O ideal é que a grávida se alimente adequadamente, não coma em dobro, como acreditam alguns, mas também não fique muito tempo sem comer. Jejuns prolongados na gestação não são indicados pois podem aumentar sintomas como náuseas e azias, além de causar hipoglicemia (baixa de glicose), que se for crônico pode aumentar o risco de diabetes gestacional na reta final. Ana Paula Avritscher Beck, ginecologista e obstetra do Departamento Materno Infantil do Hospital Israelita Albert Einstein
Na gravidez, o metabolismo se modifica, a formação e crescimento do feto demandam energia, o que conseguimos com a alimentação. "Outro aspecto é que no final da gestação existe a dificuldade para ingerir um volume grande de alimento, devido ao tamanho do útero, que restringe o espaço abdominal. Daí a recomendação para se fazer refeições mais frequentes e com menor volume", diz a endocrinologista Maria Edna de Melo, especialista da SBEM-SP (Sociedade Brasileira de Endocrinologia e Metabologia Regional São Paulo).
No caso de mulheres que pretendem engravidar, mas que têm sobrepeso ou obesidade, o recomendado é iniciar um tratamento prévio para emagrecer com acompanhamento médico, de acordo com as endocrinologistas ouvidas pela reportagem. Isso porque a perda de peso em mulheres com obesidade aumenta a fertilidade e engravidar com peso mais próximo da normalidade reduz risco de diabetes e hipertensão gestacional, entre outras complicações.

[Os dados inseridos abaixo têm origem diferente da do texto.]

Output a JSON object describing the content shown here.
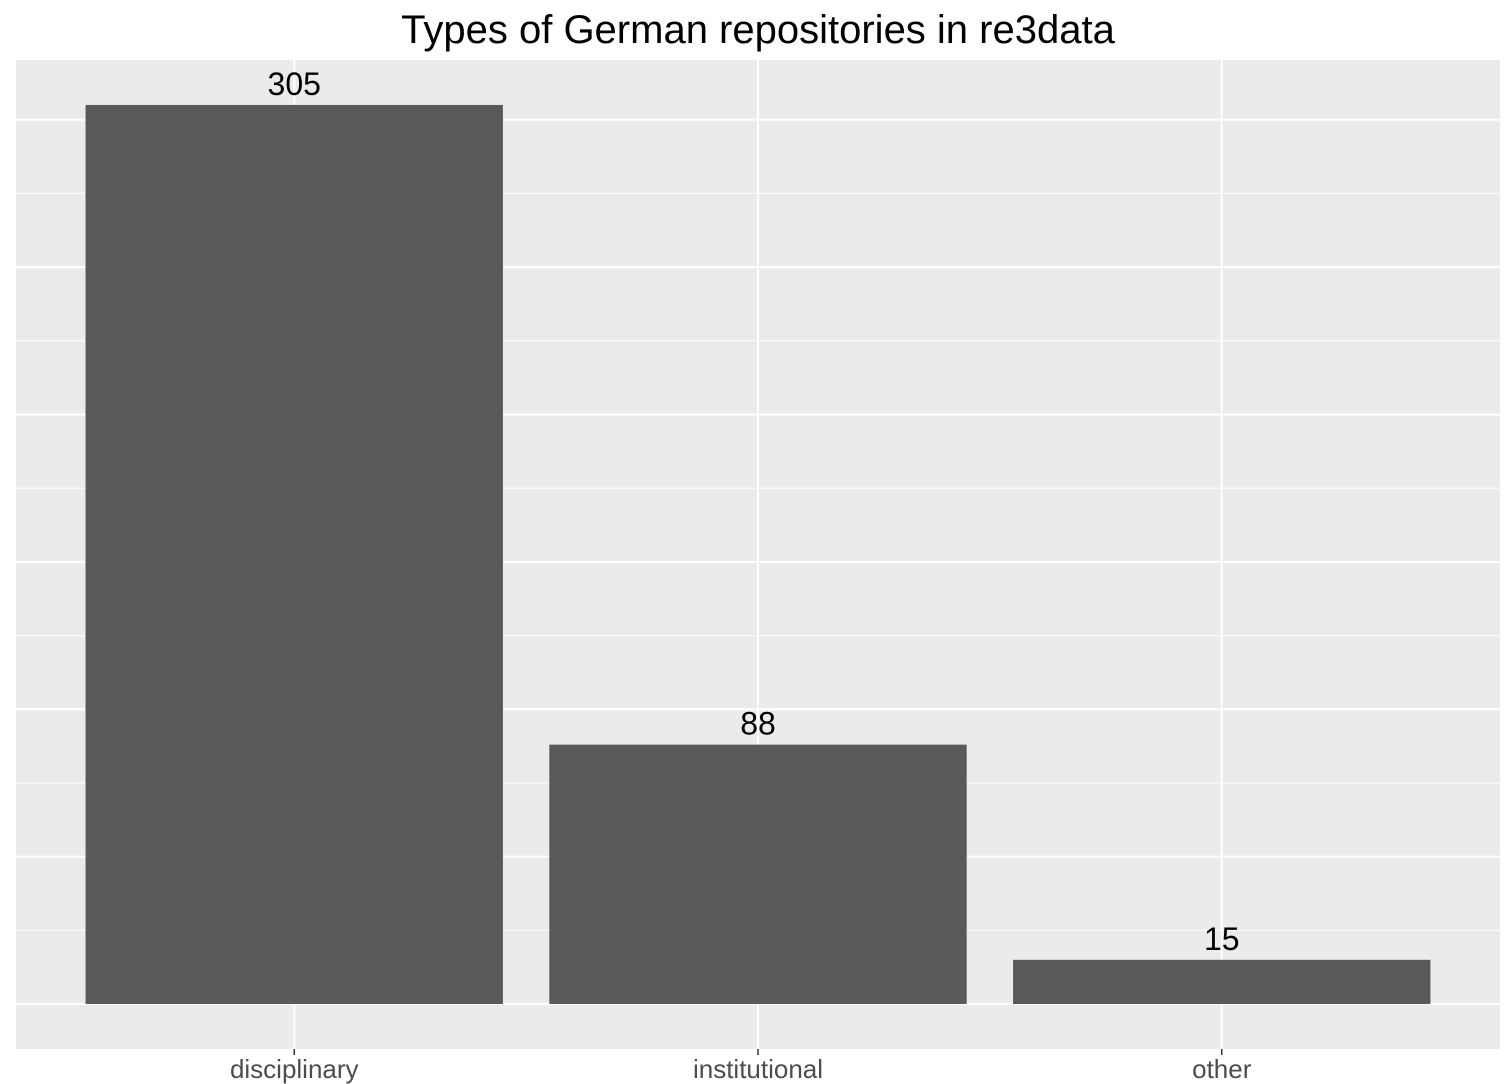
{
  "chart_data": {
    "type": "bar",
    "title": "Types of German repositories in re3data",
    "categories": [
      "disciplinary",
      "institutional",
      "other"
    ],
    "values": [
      305,
      88,
      15
    ],
    "data_labels": [
      "305",
      "88",
      "15"
    ],
    "xlabel": "",
    "ylabel": "",
    "ylim": [
      -15.25,
      320.25
    ],
    "y_gridlines": [
      0,
      50,
      100,
      150,
      200,
      250,
      300
    ],
    "y_tick_labels_visible": false,
    "grid": true,
    "legend": "none",
    "colors": {
      "panel_background": "#ebebeb",
      "grid_line": "#ffffff",
      "bar_fill": "#595959",
      "tick_text": "#4d4d4d",
      "tick_mark": "#333333"
    }
  }
}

O efeito da semaglutida sobre a fertilidade humana é desconhecida, mas estudos realizados em animais constataram que o medicamento não afetou a fertilidade masculina nos ratos, enquanto nas ratas houve uma redução do período fértil e um número reduzido de ovulações —o que pode apenas estar associado à perda de peso corporal materna.
A ginecologista e obstetra Ana PaulaAna Paula Avritscher Beck pondera que com o uso crescente da semaglutida para emagrecer sem orientação médica —vale lembrar que não há retenção de receita—, uma das preocupações é que haja um aumento no número de gestações e mulheres usando a medicação inadvertidamente.
"Como a maioria das pessoas não costuma ler a bula dos remédios, são necessárias campanhas de conscientização, incluindo conversa entre médico e paciente para esclarecer dúvidas e alertar sobre os riscos", diz.
*O nome foi alterado a pedido da entrevistada.